Но легально и нелегитимно свалить отсюда нельзя. Не даст государство, трепетно созданное для нас монголами. Так как это государство по определению никуда отпустить человека не может. Потому здесь не может не быть, в тех или иных формах, крепостного права. Иначе все как-то свалят, и некому будет колонизировать эту необъятнейшую сушу. А точнее, контролировать ее, чтоб не развалилась и не расползлась. Значит, идеальный способ побега — это самозванство. Смена идентичности. Можно из монаха превратиться в царевича, а можно из монарха — в старца. Обо всем этом, конечно, еще Пушкин все написал в «Борисе Годунове» и даже других местах, чего и повторяться. Мне представляется, бизнес по смене идентичности — такое себе алиби-агентство, но не для короткого времени, а для всей оставшейся жизни — стал бы одним из самых прибыльных у нас. Может, как-нибудь его и создать? Я подумаю.

Ну и, конечно, главное— принципиальная невозможность реализации задуманного. Мы ведь не готовы к долгим последовательным усилиям. Нам надо сразу — или никогда. Если не получается сразу, то уже никогда. Русские мечты не сбываются, в этом их соль.
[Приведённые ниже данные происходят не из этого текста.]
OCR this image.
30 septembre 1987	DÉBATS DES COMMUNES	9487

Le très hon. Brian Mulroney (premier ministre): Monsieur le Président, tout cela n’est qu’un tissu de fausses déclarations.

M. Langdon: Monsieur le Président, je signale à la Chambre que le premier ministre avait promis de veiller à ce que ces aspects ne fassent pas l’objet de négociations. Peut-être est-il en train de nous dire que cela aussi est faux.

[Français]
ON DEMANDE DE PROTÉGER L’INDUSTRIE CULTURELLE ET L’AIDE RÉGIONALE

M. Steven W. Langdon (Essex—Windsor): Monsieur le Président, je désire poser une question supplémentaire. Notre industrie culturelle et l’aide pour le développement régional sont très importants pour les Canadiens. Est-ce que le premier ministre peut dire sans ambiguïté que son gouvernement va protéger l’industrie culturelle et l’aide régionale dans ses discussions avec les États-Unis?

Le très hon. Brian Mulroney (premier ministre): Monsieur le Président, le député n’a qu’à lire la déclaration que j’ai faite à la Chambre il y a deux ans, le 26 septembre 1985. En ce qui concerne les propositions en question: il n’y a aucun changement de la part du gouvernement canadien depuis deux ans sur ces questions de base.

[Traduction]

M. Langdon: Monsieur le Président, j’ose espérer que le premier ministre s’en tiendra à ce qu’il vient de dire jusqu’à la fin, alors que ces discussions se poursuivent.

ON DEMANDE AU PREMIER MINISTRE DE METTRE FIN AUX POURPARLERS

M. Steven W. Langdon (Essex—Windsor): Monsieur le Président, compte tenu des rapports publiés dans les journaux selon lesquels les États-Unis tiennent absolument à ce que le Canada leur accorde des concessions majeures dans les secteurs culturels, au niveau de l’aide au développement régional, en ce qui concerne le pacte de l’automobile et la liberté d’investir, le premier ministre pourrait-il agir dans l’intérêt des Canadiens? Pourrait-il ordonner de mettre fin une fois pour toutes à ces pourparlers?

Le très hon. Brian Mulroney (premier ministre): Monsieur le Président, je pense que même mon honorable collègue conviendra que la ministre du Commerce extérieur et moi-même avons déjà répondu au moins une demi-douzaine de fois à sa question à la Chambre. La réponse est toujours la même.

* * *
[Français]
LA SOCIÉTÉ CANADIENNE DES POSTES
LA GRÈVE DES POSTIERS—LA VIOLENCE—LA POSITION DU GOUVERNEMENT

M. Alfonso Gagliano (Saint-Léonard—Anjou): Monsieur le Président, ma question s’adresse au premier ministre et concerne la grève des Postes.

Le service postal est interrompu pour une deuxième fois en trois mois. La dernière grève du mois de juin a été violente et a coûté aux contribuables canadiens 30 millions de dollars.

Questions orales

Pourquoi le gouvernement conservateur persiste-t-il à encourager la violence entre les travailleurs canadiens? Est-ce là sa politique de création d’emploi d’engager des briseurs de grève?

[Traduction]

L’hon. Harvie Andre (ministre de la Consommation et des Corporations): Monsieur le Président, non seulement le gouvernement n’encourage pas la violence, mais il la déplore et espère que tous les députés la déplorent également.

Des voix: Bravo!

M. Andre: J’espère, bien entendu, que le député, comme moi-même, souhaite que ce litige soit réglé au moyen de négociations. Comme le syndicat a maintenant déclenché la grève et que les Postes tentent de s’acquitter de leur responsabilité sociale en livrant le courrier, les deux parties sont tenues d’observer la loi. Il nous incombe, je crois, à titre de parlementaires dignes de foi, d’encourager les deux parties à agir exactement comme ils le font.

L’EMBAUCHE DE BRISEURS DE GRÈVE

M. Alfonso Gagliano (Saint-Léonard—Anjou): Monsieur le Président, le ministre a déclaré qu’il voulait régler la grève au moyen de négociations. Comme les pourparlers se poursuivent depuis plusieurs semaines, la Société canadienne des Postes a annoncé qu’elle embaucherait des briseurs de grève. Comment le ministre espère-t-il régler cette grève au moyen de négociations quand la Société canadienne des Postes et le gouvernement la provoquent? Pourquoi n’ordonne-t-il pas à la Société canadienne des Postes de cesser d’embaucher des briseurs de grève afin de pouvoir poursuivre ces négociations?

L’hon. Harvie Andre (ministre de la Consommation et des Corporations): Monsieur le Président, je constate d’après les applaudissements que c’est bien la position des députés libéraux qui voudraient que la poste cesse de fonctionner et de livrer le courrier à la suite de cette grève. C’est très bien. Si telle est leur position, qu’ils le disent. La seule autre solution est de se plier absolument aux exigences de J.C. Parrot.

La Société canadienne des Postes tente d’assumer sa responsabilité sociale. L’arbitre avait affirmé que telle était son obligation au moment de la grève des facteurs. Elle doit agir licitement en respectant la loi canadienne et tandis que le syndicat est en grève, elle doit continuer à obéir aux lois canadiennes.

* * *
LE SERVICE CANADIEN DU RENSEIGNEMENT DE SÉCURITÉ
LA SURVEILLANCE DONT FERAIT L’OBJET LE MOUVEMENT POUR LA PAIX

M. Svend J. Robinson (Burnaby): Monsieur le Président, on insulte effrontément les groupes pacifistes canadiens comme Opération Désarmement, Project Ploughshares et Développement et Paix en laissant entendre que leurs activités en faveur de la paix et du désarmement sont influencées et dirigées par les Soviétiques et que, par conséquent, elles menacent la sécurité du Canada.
Последнее особенно относится к русской власти. Любой главный начальник которой постоянно терзаем основным противоречием: «нельзя остаться» (т. к. ничего сделать все равно не получится) vs «нельзя уйти» (тогда порвут на части вместе с семьей, оскандалят и осмеют). Бессмысленность дальнейшего пребывания у власти, родящая смертную усталость-печаль, борется со страхом катастрофы, которой призван обернуться обычный, обыденный, позакон-ный уход.

Быть может, Александр Павлович нашел единственно правильный способ дать себе и побег, и самозванство, и преодолеть невозможность, и, стало быть, Федор Томский, кем бы он там не был и существовал ли вообще, заслуживает стать национальным героем. Вот кому надо бы поставить памятники и на Лубянке, и на Боровицкой площади, и даже на Воробьевых горах.

И — кто знает— если превратить резиденцию «Ново-

Огарево» в монастырь, там тоже найдется место для старца. С компьютерным почерком, довольно похожим на путинский.

2015 г.

 

Самоубийство Путина

Человеку, как известно, присуще влечение к смерти.

Всю жизнь наш брат (сестра) разрывается между любовью (Эросом) и смертью (Танатосом), чтобы в конце концов закономерно выбрать вторую опцию. Неотвратимую, как дежурный букет на Восьмое марта.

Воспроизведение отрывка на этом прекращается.